Um plano de La Belle Journée , de Ginette Lavigne: do outro lado de um vidro meio fosco, vêem-se umas mãos a matar e a esfolar um coelho; em off , ouve-se o escritor Christian Prigent explicar o seu método de escrita. O coelho debate-se durante algum tempo. É um bicho pequeno e muito branco, como uma folha limpa.

Manter um diário

Manter um diário, que prova de impotência para coordenar os pensamentos! É próprio de um espírito descontínuo, despedaçado nas suas raízes, profundamente cúmplice e vítima das flutuações do tempo, do seu tempo.
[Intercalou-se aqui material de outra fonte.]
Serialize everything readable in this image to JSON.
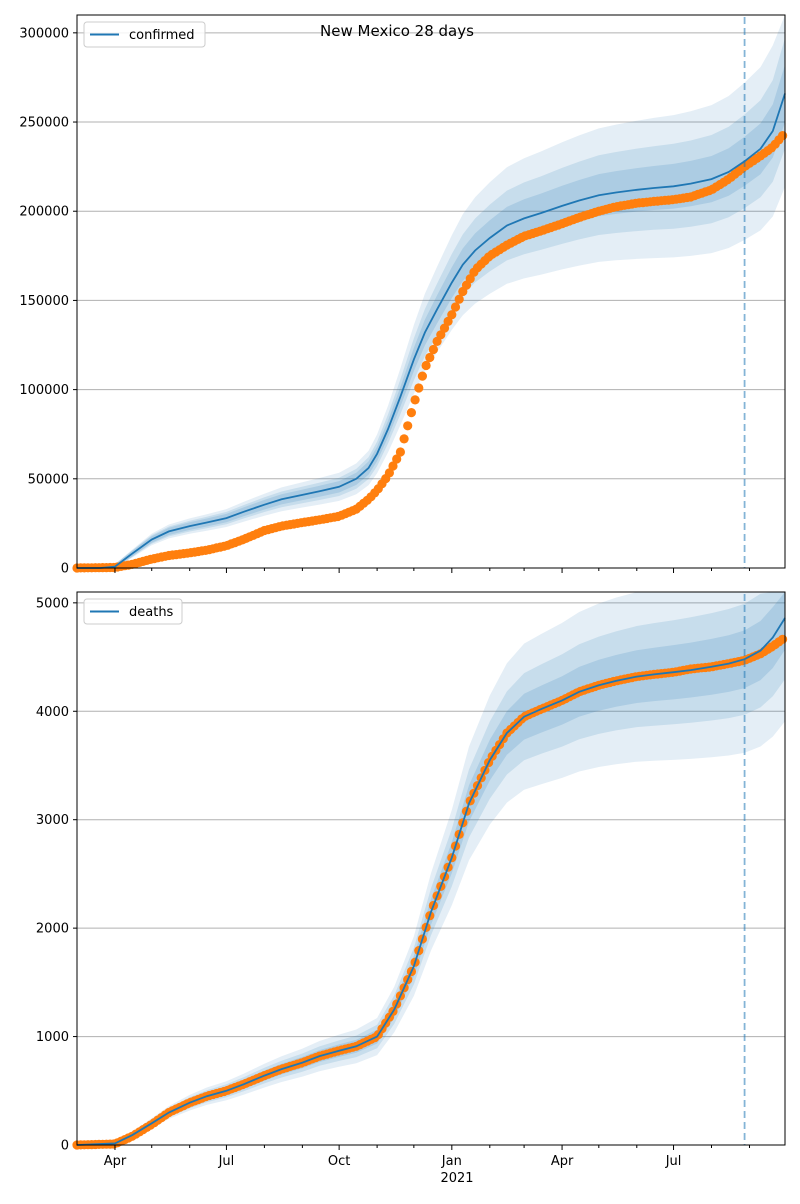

Inapto para meditar, medita- se ... É filosofia rebaixada a um calendário íntimo.  Emil Cioran, Cadernos 1957-1972

O povo

Tenho andado a pensar no que a deputada do PSD disse na noite das eleições: o que falhou foi o povo português .  Há uma classe social que tem dificuldade em se expressar (isso implica que também tem dificuldade em pensar — adiante), acho que o raciocínio completo subjacente à frase de Isabel Meireles é: o que falhou foi o povo português não ter feito  o que nós lhe dissemos que era o melhor para ele .  O que falhou, o que falhou  tremendamente  foi ele (ah, o povo português transformado em ele por oposição ao eterno poderoso  eles , a medir forças pronominais) pensar e agir pela sua própria cabeça — que pode muito bem ser o princípio de uma definição escorreita de democracia.  A frase ganha ainda outras ressonâncias contrárias, pois não só o povo não falhou como não faltou . Quando menos se espera, mesmo não seguindo os nossos desejos, aí está ele: o povo.